The graph integrates with the MCP server, so any connected AI agent can add or query facts as part of its normal workflow.

AAAK Compression

MemPalace ships an optional lossy compression format called AAAK (Aggressive Aggressive Abbreviated Knowledge). It combines short entity codes, structural markers, and sentence truncation to achieve roughly 30x compression on conversation text. The key design decision: AAAK-encoded text remains readable by any LLM without a dedicated decoder. A model encountering AAAK for the first time can parse it from context.

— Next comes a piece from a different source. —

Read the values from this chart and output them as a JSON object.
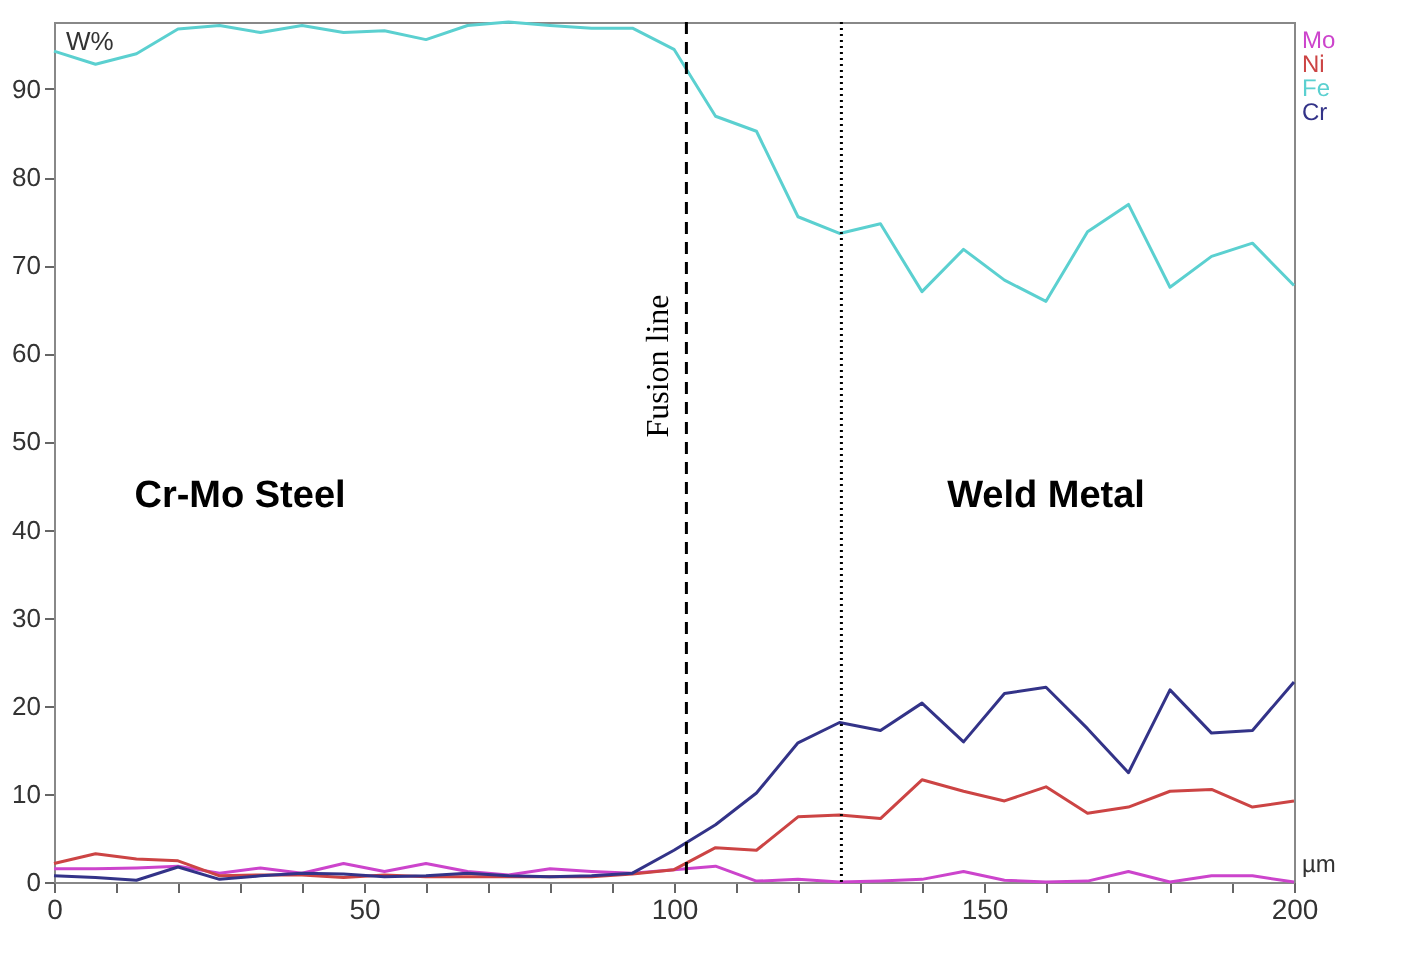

AAAK trades accuracy for storage efficiency. On LongMemEval, AAAK mode drops recall to 84.2% R@5, a 12.4 percentage point regression from the raw 96.6%. The team is upfront about this. AAAK is a compression layer for situations where disk space matters more than perfect retrieval. It is not the default, and the headline benchmark numbers do not use it.

MCP Integration

MemPalace ships 29 MCP tools covering five categories: palace reads and writes, knowledge graph operations, cross-wing navigation, drawer management, and agent diaries. Setting it up with Claude is a single command:

claude mcp add mempalace -- python -m mempalace.mcp_server

After that, Claude automatically calls the relevant tools when it needs to search memory or record new information. It also works with Gemini CLI and any other MCP-compatible client. For local models that do not support MCP, a wake-up command loads roughly 170 tokens of key context, enough for the model to follow the memory protocol without a full MCP integration.

Agent Support

In multi-agent setups, each specialist agent gets its own wing in the palace and its own diary for tracking what it did and why. Agents are discoverable at runtime via mempalace_list_agents, so a coordinator agent can find out what specialist agents exist and query their memory without any prior configuration. This makes MemPalace practical for systems where agents are added or removed dynamically.

Install and Use

pip install mempalace
mempalace init ~/projects/myapp

Requirements are minimal: Python 3.9 or later, ChromaDB, and roughly 300MB of disk space for the default embedding model. No API key is needed for the core feature set. The project is released under the MIT licence.

MemPalace proves that local-first memory, done right, can match or beat cloud services. No subscription, no data leaving your machine, no token burn on extraction passes. Just the conversations you had, stored in full, searchable the moment you need them.